The boys hushed mischievously when Hernandez's parents exited the hospital doors. But José continued to poke Hernandez's shoulder, ticking his head at him, in a surreptitious demand to reconsider. The sight compounded Ricardo's anger with the outrage of sacrilege. He smashed past the people in his way and for front door.

Juan pointed out the dark figure approaching them with impolite speed. "Is that Rico?"

Rico? What Rico? How Rico? The questions passed round, like a joint. Bewilderment silenced their tongues, then knuckles began cracking and insincere suggestions to ignore him were murmured. José took the initiative to walk away, but Ricardo had crossed the final driveway and boomed, "José."

José kept walking.

Ricardo said, "You remember Emeralda's party? Or Juanita's quinceneria? The locker-room?" José did not abate. Ricardo winked at Juan balling his fists over the handles of the wheelchair. "Don't look at me like that, Juan.
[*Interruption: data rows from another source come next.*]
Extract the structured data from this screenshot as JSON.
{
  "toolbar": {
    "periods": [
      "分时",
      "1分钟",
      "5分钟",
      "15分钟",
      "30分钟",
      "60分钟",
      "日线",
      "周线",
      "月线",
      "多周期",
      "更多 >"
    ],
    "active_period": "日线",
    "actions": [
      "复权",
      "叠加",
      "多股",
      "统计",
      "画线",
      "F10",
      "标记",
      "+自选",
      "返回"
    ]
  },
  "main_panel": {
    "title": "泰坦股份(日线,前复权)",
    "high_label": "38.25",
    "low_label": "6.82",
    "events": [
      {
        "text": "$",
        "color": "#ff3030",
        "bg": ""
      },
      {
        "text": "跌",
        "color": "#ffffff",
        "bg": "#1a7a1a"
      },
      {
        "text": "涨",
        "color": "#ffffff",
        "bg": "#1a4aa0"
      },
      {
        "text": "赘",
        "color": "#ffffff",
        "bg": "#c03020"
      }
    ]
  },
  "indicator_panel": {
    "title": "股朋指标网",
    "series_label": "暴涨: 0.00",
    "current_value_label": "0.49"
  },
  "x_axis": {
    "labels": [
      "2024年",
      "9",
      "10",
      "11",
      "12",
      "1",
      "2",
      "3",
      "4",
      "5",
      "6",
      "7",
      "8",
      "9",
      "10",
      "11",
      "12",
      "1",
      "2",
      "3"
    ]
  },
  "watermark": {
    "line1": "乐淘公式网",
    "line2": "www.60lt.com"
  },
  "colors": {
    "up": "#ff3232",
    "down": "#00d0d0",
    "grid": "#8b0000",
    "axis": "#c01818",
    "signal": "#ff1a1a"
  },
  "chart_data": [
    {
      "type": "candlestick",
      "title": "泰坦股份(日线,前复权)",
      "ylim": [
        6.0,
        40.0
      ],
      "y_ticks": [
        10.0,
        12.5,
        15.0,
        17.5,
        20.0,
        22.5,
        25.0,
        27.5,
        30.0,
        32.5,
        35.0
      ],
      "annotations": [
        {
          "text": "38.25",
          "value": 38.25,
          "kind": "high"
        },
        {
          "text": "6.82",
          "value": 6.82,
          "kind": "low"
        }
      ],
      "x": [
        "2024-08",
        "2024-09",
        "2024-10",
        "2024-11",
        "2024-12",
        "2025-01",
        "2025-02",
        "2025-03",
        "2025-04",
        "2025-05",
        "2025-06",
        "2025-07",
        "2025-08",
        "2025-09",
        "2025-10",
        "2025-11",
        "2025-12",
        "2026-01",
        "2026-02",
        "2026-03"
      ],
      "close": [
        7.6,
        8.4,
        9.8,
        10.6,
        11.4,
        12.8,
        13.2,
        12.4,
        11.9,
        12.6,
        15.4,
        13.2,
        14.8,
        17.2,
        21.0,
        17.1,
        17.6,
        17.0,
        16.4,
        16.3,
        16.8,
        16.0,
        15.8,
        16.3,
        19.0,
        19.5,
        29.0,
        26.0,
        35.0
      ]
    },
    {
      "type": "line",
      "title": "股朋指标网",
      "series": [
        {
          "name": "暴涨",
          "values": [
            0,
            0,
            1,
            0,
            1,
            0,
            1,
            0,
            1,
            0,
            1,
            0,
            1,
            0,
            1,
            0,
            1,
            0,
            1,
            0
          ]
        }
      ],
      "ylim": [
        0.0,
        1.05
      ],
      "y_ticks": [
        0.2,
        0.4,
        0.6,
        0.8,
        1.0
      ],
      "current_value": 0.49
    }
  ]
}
I beat him up and raped the wuss three times."

José spun around and bounded back to him, and pushed up his bulging eyes into his face. Ricardo did not flinch.

"Go on, take a punch, defend yourself, DO SOMETHING." Ricardo fleered. "Right. You wrestled me in the locker room, and you lost. We both know how I like to celebrate."
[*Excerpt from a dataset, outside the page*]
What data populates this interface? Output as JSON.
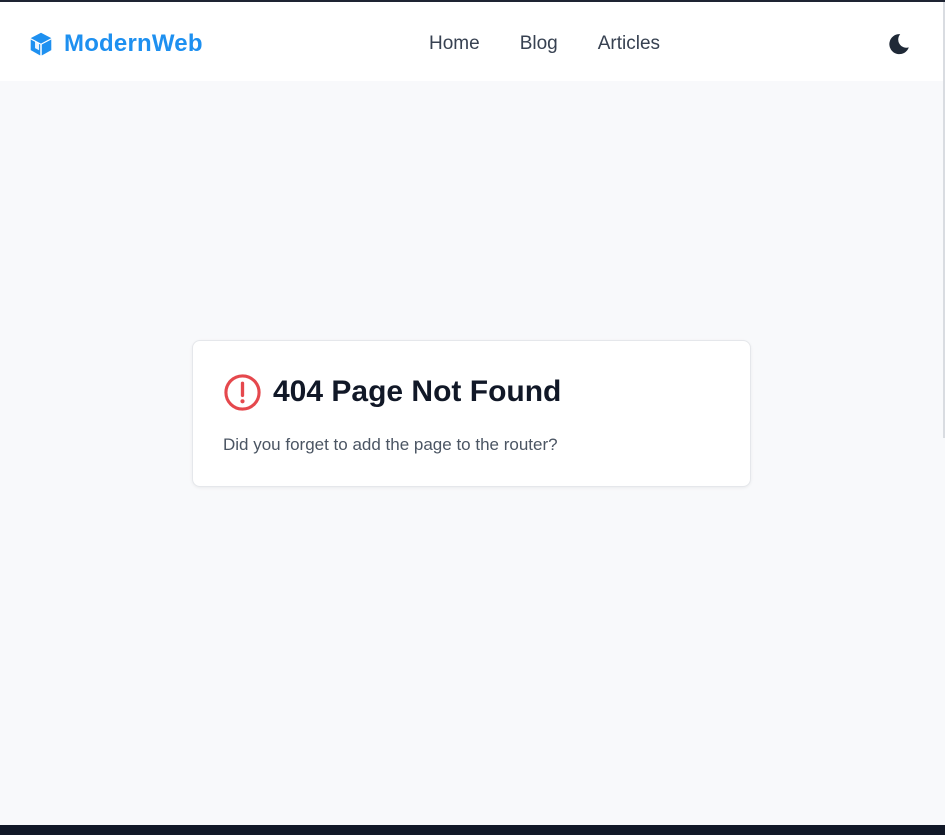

The quiet was all around them. Jose's eyes twitched at the corners, but their aim was true and intent on Ricardo. But Jose stepped back, a smirk forming on his face, and tilted his head.

"Tía, Rico's loco."

Ricardo flinched round to the frowning portrait of his parents and sisters. Shame mauled him to a splat.

Hernandez's parents crowded around them. The shameful, disgusting, animal, they rattled in rapid Spanish above Benito's icy mien, above Selena's repeated "Perdona, I'm very sorry." Jose laughed just a little as he gloated over Ricardo's dead face.

"Your Mami just saved you. The next time I see you, I'm kicking your ass." Jose waved him away and caught after Hernandez and family chugging away in chattering scorn.

Ricardo looked on the ground and its starry map of mica particles. Selena took out unsteadily a handkerchief from her sequined handbag and with it muffled her mouth. Marisol tapped repeatedly Magdalena's shoulder and whispering repeated questions about the locker room. Benito had Ricardo fixed under a glare of undisguised disappointment. Then the wind rained its piney cool scent upon them. The freshness of it was whimsical as it was chilling, but that it kickstarted the gears of movement again. And so they edged around Ricardo in stony silence and disappeared into the yawning black doors of the hospital.

Ricardo slugged like a whale, lethargic, unfocused, in an obscure direction toward the blue flag of the bus stop. The sky was still cloudy and impenetrable. Life was uncaringly lively, as cars stopped and moved, stopped and moved, and people sallied confidently up and down the sidewalks.

The bus howled to a stop, and he lumbered inside, not even eying the sluggard bus driver grunting at his stupid fumbling for transit fare. After several blocks down the boulevard, feeling returned to his limbs. Feeling also returned its vile flutter in his gullet. Everything was flittering away from him, like a child in MacArthur Park frightening a flock of geese at the pond then scampering about desperately to gather the geese back to beautiful placidity.

The roads rolled by in a yellow, unsettled blur, the smell of the diesel and unwashed hair was bothersome, and when the doors coughed open and he was thrown out into the rolling sunshine of activity, he realized, he didn't even get to see Jésus.